BRIEF HISTORY OF THE TRUFFLE

The truffle has been known since ancient times: due to the fact of being born and growing underground it has always been considered mysterious and many legends have been born about it.

The term “truffle” derives from the Latin terrae tufer, an excrescence of the earth where tufer would be used instead of tuber: its ancient presence among the Mediterranean peoples is certain, and the first news appears in the work “Naturalis Historia” by the Latin scholar Pliny the Elder (79 AD) which shows that the tuber was highly appreciated on the table of the Romans who most likely had known it from the Etruscans.

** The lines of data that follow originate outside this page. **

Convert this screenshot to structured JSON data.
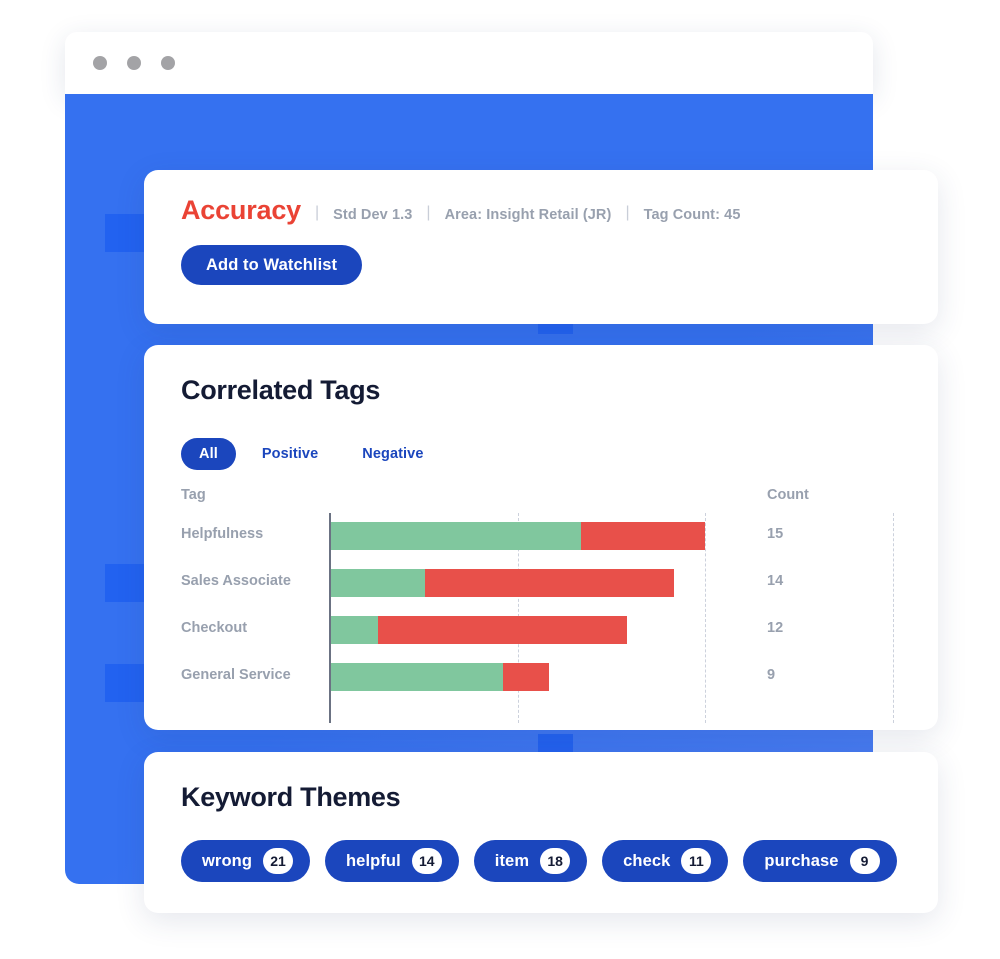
{
  "colors": {
    "panel_blue": "#3571f0",
    "accent_blue_dark": "#1e5ff0",
    "brand_blue": "#1b46bd",
    "metric_red": "#ea4335",
    "positive_green": "#80c79e",
    "negative_red": "#e8504a",
    "muted_text": "#98a0ae",
    "heading": "#141b34"
  },
  "window": {
    "traffic_lights": [
      "window-dot-close",
      "window-dot-minimize",
      "window-dot-maximize"
    ]
  },
  "summary": {
    "metric_title": "Accuracy",
    "separator": "|",
    "meta": [
      "Std Dev 1.3",
      "Area: Insight Retail (JR)",
      "Tag Count: 45"
    ],
    "watchlist_button": "Add to Watchlist"
  },
  "correlated_tags": {
    "title": "Correlated Tags",
    "tabs": [
      {
        "label": "All",
        "active": true
      },
      {
        "label": "Positive",
        "active": false
      },
      {
        "label": "Negative",
        "active": false
      }
    ],
    "columns": {
      "tag": "Tag",
      "count": "Count"
    }
  },
  "chart_data": {
    "type": "bar",
    "subtype": "stacked-horizontal",
    "title": "Correlated Tags",
    "xlabel": "",
    "ylabel": "Tag",
    "categories": [
      "Helpfulness",
      "Sales Associate",
      "Checkout",
      "General Service"
    ],
    "series": [
      {
        "name": "Positive",
        "color": "#80c79e",
        "values": [
          8,
          3,
          1.5,
          5.5
        ]
      },
      {
        "name": "Negative",
        "color": "#e8504a",
        "values": [
          4,
          8,
          8,
          1.5
        ]
      }
    ],
    "totals": [
      15,
      14,
      12,
      9
    ],
    "count_labels": [
      "15",
      "14",
      "12",
      "9"
    ],
    "xlim": [
      0,
      18
    ],
    "gridlines": [
      0,
      6,
      12,
      18
    ],
    "grid": true,
    "legend": "none"
  },
  "keyword_themes": {
    "title": "Keyword Themes",
    "chips": [
      {
        "label": "wrong",
        "count": "21"
      },
      {
        "label": "helpful",
        "count": "14"
      },
      {
        "label": "item",
        "count": "18"
      },
      {
        "label": "check",
        "count": "11"
      },
      {
        "label": "purchase",
        "count": "9"
      }
    ]
  }
}
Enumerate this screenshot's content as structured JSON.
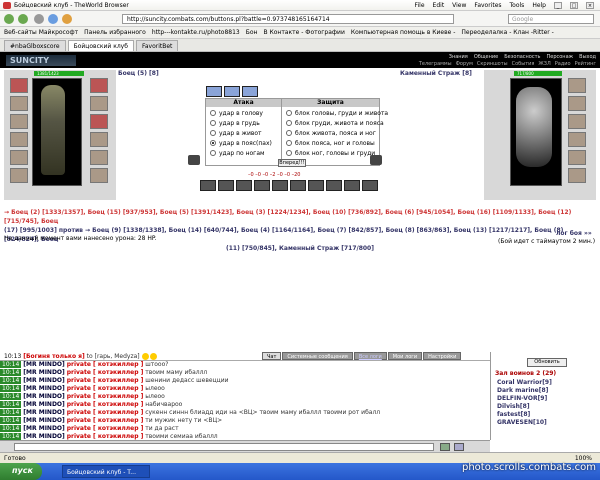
{
  "window": {
    "title": "Бойцовский клуб - TheWorld Browser",
    "menu": [
      "File",
      "Edit",
      "View",
      "Favorites",
      "Tools",
      "Help"
    ]
  },
  "address": {
    "url": "http://suncity.combats.com/buttons.pl?battle=0.973748165164714",
    "search_placeholder": "Google"
  },
  "favorites": [
    "Веб-сайты Майкрософт",
    "Панель избранного",
    "http---kontakte.ru/photo8813",
    "Бон",
    "В Контакте - Фотографии",
    "Компьютерная помощь в Киеве -",
    "Переоделалка - Клан -Ritter -"
  ],
  "tabs": [
    {
      "label": "#nbaGlboxscore",
      "active": false
    },
    {
      "label": "Бойцовский клуб",
      "active": true
    },
    {
      "label": "FavoritBet",
      "active": false
    }
  ],
  "header": {
    "logo": "SUNCITY",
    "links_top": [
      "Знания",
      "Общение",
      "Безопасность",
      "Персонаж",
      "Выход"
    ],
    "links_bottom": [
      "Телеграммы",
      "Форум",
      "Скриншоты",
      "События",
      "ЖЗЛ",
      "Радио",
      "Рейтинг"
    ]
  },
  "player": {
    "name": "Боец (5) [8]",
    "hp": "1381/1423"
  },
  "enemy": {
    "name": "Каменный Страж [8]",
    "hp": "717/800"
  },
  "battle": {
    "attack_header": "Атака",
    "defense_header": "Защита",
    "attack": [
      {
        "label": "удар в голову",
        "on": false
      },
      {
        "label": "удар в грудь",
        "on": false
      },
      {
        "label": "удар в живот",
        "on": false
      },
      {
        "label": "удар в пояс(пах)",
        "on": true
      },
      {
        "label": "удар по ногам",
        "on": false
      }
    ],
    "defense": [
      {
        "label": "блок головы, груди и живота",
        "on": false
      },
      {
        "label": "блок груди, живота и пояса",
        "on": false
      },
      {
        "label": "блок живота, пояса и ног",
        "on": false
      },
      {
        "label": "блок пояса, ног и головы",
        "on": false
      },
      {
        "label": "блок ног, головы и груди",
        "on": false
      }
    ],
    "forward": "Вперед!!!",
    "counters": "–0  –0  –0  –2  –0  –0  –20"
  },
  "fight": {
    "line1": "→ Боец (2) [1333/1357], Боец (15) [937/953], Боец (5) [1391/1423], Боец (3) [1224/1234], Боец (10) [736/892], Боец (6) [945/1054], Боец (16) [1109/1133], Боец (12) [715/745], Боец",
    "line2": "(17) [995/1003]  против  → Боец (9) [1338/1338], Боец (14) [640/744], Боец (4) [1164/1164], Боец (7) [842/857], Боец (8) [863/863], Боец (13) [1217/1217], Боец (8) [824/824], Боец",
    "line3": "(11) [750/845], Каменный Страж [717/800]",
    "damage": "На данный момент вами нанесено урона: 28 HP.",
    "log": "лог боя »»",
    "timeout": "(Бой идет с таймаутом 2 мин.)"
  },
  "chat": {
    "tabs": [
      {
        "label": "Чат",
        "active": true
      },
      {
        "label": "Системные сообщения",
        "active": false
      },
      {
        "label": "Все логи",
        "active": false
      },
      {
        "label": "Мои логи",
        "active": false
      },
      {
        "label": "Настройки",
        "active": false
      }
    ],
    "first": {
      "time": "10:13",
      "who": "[Богиня только я]",
      "msg": "to [rapь, Medyza]"
    },
    "lines": [
      {
        "time": "10:14",
        "who": "[MR MINDO]",
        "priv": "private [ котэкиллер ]",
        "msg": "штооо?"
      },
      {
        "time": "10:14",
        "who": "[MR MINDO]",
        "priv": "private [ котэкиллер ]",
        "msg": "твоим маму ибаллл"
      },
      {
        "time": "10:14",
        "who": "[MR MINDO]",
        "priv": "private [ котэкиллер ]",
        "msg": "шенини дедасс шевецции"
      },
      {
        "time": "10:14",
        "who": "[MR MINDO]",
        "priv": "private [ котэкиллер ]",
        "msg": "ылеоо"
      },
      {
        "time": "10:14",
        "who": "[MR MINDO]",
        "priv": "private [ котэкиллер ]",
        "msg": "ылеоо"
      },
      {
        "time": "10:14",
        "who": "[MR MINDO]",
        "priv": "private [ котэкиллер ]",
        "msg": "набичвароо"
      },
      {
        "time": "10:14",
        "who": "[MR MINDO]",
        "priv": "private [ котэкиллер ]",
        "msg": "сукенн синнн блиадд иди на <ВЦ> твоим маму ибаллл твоими рот ибалл"
      },
      {
        "time": "10:14",
        "who": "[MR MINDO]",
        "priv": "private [ котэкиллер ]",
        "msg": "ти мужик нету ти <ВЦ>"
      },
      {
        "time": "10:14",
        "who": "[MR MINDO]",
        "priv": "private [ котэкиллер ]",
        "msg": "ти да раст"
      },
      {
        "time": "10:14",
        "who": "[MR MINDO]",
        "priv": "private [ котэкиллер ]",
        "msg": "твоими семиаа ибаллл"
      }
    ]
  },
  "side": {
    "update": "Обновить",
    "title": "Зал воинов 2 (29)",
    "users": [
      "Coral Warrior[9]",
      "Dark marine[8]",
      "DELFIN-VOR[9]",
      "Dilvish[8]",
      "fastest[8]",
      "GRAVESEN[10]"
    ]
  },
  "status": {
    "text": "Готово",
    "zoom": "100%"
  },
  "taskbar": {
    "start": "пуск",
    "task": "Бойцовский клуб - T..."
  },
  "watermark": "photo.scrolls.combats.com"
}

It appears that the Babylonians already knew it in 3000 BC. and we have evidence of its presence also in the diet of the Sumerians and at the time of the patriarch Jacob, around 1700 BC: from Mesopotamia its fame also extended to Greece, and it was precisely here that in the first century AD. the philosopher Plutarch of Chaeronea formulated the imaginative hypothesis according to which truffles would have been generated by the combination of water, fire and lightning thrown by Zeus near an oak tree, a tree sacred to him, and this was then taken up also by the poet Juvenal: moreover , given that Zeus / Jupiter was also famous for his amatory activity, aphrodisiac properties were attributed to the truffle, so much so that the Greek doctor Galen wrote that the truffle was very nourishing and that it could “dispose of voluptuousness”.

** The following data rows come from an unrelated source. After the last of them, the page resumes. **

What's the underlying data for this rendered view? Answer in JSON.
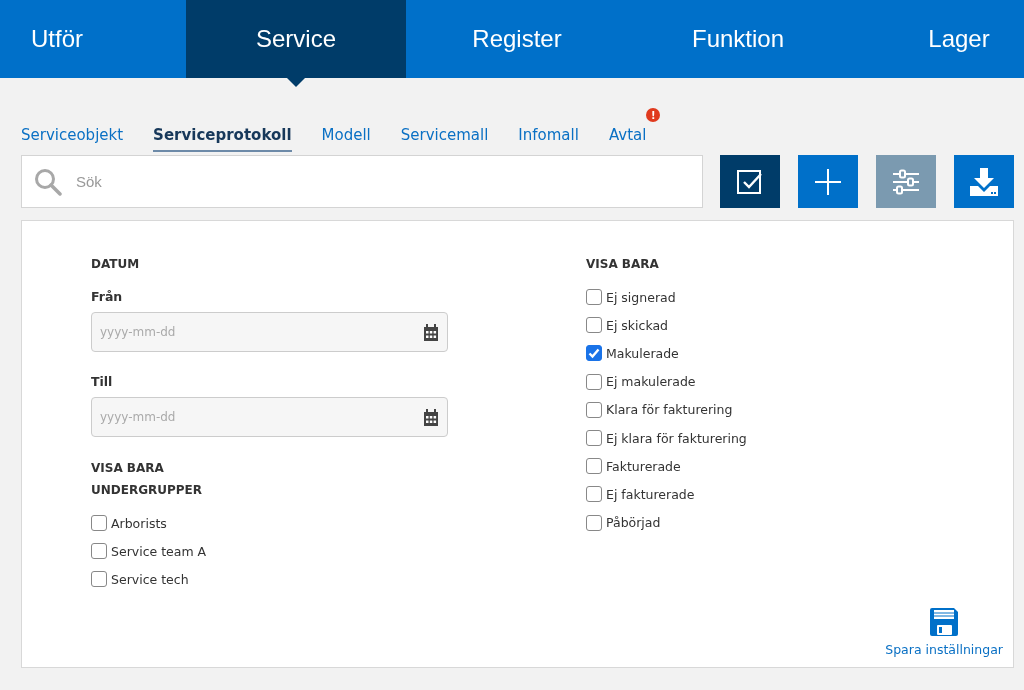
{
  "nav": [
    {
      "label": "Utför",
      "selected": false
    },
    {
      "label": "Service",
      "selected": true
    },
    {
      "label": "Register",
      "selected": false
    },
    {
      "label": "Funktion",
      "selected": false
    },
    {
      "label": "Lager",
      "selected": false
    }
  ],
  "subtabs": [
    {
      "label": "Serviceobjekt",
      "selected": false
    },
    {
      "label": "Serviceprotokoll",
      "selected": true
    },
    {
      "label": "Modell",
      "selected": false
    },
    {
      "label": "Servicemall",
      "selected": false
    },
    {
      "label": "Infomall",
      "selected": false
    },
    {
      "label": "Avtal",
      "selected": false,
      "badge": "!"
    }
  ],
  "search": {
    "placeholder": "Sök"
  },
  "toolbar": [
    {
      "kind": "select",
      "selected": true,
      "disabled": false
    },
    {
      "kind": "add",
      "selected": false,
      "disabled": false
    },
    {
      "kind": "filter",
      "selected": false,
      "disabled": true
    },
    {
      "kind": "download",
      "selected": false,
      "disabled": false
    }
  ],
  "filters": {
    "date": {
      "heading": "DATUM",
      "fields": [
        {
          "label": "Från",
          "placeholder": "yyyy-mm-dd"
        },
        {
          "label": "Till",
          "placeholder": "yyyy-mm-dd"
        }
      ]
    },
    "subgroups": {
      "heading_1": "VISA BARA",
      "heading_2": "UNDERGRUPPER",
      "items": [
        {
          "label": "Arborists",
          "checked": false
        },
        {
          "label": "Service team A",
          "checked": false
        },
        {
          "label": "Service tech",
          "checked": false
        }
      ]
    },
    "show_only": {
      "heading": "VISA BARA",
      "items": [
        {
          "label": "Ej signerad",
          "checked": false
        },
        {
          "label": "Ej skickad",
          "checked": false
        },
        {
          "label": "Makulerade",
          "checked": true
        },
        {
          "label": "Ej makulerade",
          "checked": false
        },
        {
          "label": "Klara för fakturering",
          "checked": false
        },
        {
          "label": "Ej klara för fakturering",
          "checked": false
        },
        {
          "label": "Fakturerade",
          "checked": false
        },
        {
          "label": "Ej fakturerade",
          "checked": false
        },
        {
          "label": "Påbörjad",
          "checked": false
        }
      ]
    }
  },
  "save": {
    "label": "Spara inställningar"
  }
}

In Roman times the truffle was highly appreciated for its taste and had a high price precisely because of its rarity, due to its difficult availability: the first recipes of dishes based on truffles can be found in “De re coquinaria”, a work by Marco Gavio known as Apicius who was a famous gastronome who lived at the time of the emperor Tiberius.

During the Middle Ages the truffle was referred to as the devil’s food and banned from any diet: it was believed that it was poisonous, and this depended on the fact that it could grow in land where there were vipers’ nests, rusty iron tools or even corpses or carcasses. : it was in the Renaissance that the truffle was not only rediscovered, but that it even became a great protagonist of aristocratic canteens, just think that in 1500 Caterina de Medici brought the white truffle that grew in the Medici Castle of Cafaggiolo in Barberino di Mugello to the court of France (FI).

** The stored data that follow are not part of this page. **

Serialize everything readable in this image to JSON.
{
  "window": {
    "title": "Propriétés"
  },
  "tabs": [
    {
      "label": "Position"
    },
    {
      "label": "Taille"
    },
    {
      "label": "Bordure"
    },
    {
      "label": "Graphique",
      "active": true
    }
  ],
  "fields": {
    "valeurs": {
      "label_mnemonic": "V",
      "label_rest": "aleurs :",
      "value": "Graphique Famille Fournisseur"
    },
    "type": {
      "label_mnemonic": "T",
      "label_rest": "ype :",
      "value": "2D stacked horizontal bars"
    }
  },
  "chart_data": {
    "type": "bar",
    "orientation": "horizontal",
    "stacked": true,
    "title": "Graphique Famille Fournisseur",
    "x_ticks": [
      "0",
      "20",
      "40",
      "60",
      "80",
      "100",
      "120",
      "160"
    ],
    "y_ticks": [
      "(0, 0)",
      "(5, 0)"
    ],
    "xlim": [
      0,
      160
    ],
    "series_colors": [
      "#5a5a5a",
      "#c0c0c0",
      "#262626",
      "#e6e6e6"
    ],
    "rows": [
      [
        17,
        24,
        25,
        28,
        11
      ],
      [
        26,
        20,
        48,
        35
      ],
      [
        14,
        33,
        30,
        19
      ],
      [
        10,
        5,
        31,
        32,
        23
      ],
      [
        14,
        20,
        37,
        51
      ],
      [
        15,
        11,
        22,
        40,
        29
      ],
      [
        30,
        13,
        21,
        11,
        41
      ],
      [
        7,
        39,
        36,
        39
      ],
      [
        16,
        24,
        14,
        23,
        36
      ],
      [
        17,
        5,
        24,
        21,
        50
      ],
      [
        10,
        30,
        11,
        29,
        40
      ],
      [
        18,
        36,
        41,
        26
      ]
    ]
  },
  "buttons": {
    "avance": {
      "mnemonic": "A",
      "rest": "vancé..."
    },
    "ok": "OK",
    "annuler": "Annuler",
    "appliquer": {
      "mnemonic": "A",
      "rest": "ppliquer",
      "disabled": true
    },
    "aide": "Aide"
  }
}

In 1700, once the custom of seasoning foods with considerable quantities of spices was abandoned, the practice of using truffles to give flavor to dishes spread: its use thus spread in the various European courts, especially in France where a predilection for the Precious Black – Melanosporum Vitt. and in Italy where the consumption of the White Truffle – Magnatum Pico was established.

The fame of the truffle continues to this day: in fact it is considered one of the most valuable foods of all, a favorite of haute cuisine professionals.